Confira os preços da cesta básica que cresceram mais no Brasil de acordo com uma pesquisa realizada pelo Dieese!

Andreza AraújoPor Andreza Araújo2 min de leitura
cesta básica do governo

A Pesquisa Nacional da Cesta Básica de Alimentos, realizada mensalmente pelo Departamento Intersindical de Estatística e Estudos Socioeconômicos (Dieese), divulgou seus resultados neste mês. Logo, é possível saber em quais lugares do país ela está mais cara.

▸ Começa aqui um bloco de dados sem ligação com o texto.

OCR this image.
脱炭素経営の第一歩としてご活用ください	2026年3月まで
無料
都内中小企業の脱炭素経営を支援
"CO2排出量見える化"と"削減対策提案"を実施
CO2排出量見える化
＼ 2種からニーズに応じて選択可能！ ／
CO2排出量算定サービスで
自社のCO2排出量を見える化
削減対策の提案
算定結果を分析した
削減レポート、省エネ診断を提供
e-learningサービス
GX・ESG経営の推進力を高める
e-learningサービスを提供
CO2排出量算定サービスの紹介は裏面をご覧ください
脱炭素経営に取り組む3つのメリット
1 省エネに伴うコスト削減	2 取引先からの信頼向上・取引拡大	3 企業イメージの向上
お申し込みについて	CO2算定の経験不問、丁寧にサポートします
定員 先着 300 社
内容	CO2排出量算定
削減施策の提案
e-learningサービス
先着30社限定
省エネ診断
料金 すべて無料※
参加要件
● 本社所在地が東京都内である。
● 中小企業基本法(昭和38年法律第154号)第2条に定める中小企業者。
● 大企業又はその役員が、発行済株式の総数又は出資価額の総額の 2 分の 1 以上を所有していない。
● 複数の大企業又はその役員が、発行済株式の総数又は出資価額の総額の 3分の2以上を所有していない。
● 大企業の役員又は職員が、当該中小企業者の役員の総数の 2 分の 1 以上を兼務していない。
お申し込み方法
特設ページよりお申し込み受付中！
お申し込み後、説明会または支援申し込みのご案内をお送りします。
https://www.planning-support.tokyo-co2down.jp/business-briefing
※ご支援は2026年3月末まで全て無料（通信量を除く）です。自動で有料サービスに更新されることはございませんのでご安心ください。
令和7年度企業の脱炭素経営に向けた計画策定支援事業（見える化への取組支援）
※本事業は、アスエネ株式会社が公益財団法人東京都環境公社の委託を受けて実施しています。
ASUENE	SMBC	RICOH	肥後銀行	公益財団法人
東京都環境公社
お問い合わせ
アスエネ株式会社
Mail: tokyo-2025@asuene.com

Dessa forma, a cidade do Rio de Janeiro registrou a cesta básica mais cara do Brasil em fevereiro deste ano, ultrapassando até mesmo São Paulo. O custo médio no município foi de R$ 832,80, enquanto a capital paulista apresentou um valor de R$ 808,38. Continue a leitura para mais informações!

Capital fluminense tem a cesta básica mais cara do Brasil

cesta básica do governo
Imagem: rafapress / Shutterstock.com

O estudo mostrou que as maiores elevações ocorreram no Rio de Janeiro (5,18%), em São Paulo (1,89%) e em Salvador (1,86%). Por outro lado, as capitais que tiveram redução nos preços foram Florianópolis (-2,12%), Goiânia (-0,41%) e Brasília (-0,08%).

Em contrapartida, nas capitais do Norte e do Nordeste do país, onde a composição da cesta básica é diferente, os preços médios encontrados foram menores. Aracaju liderou com o menor valor, R$ 534,40, seguida por Recife, com R$ 559,68, e João Pessoa, cujo valor registrado foi de R$ 564,50.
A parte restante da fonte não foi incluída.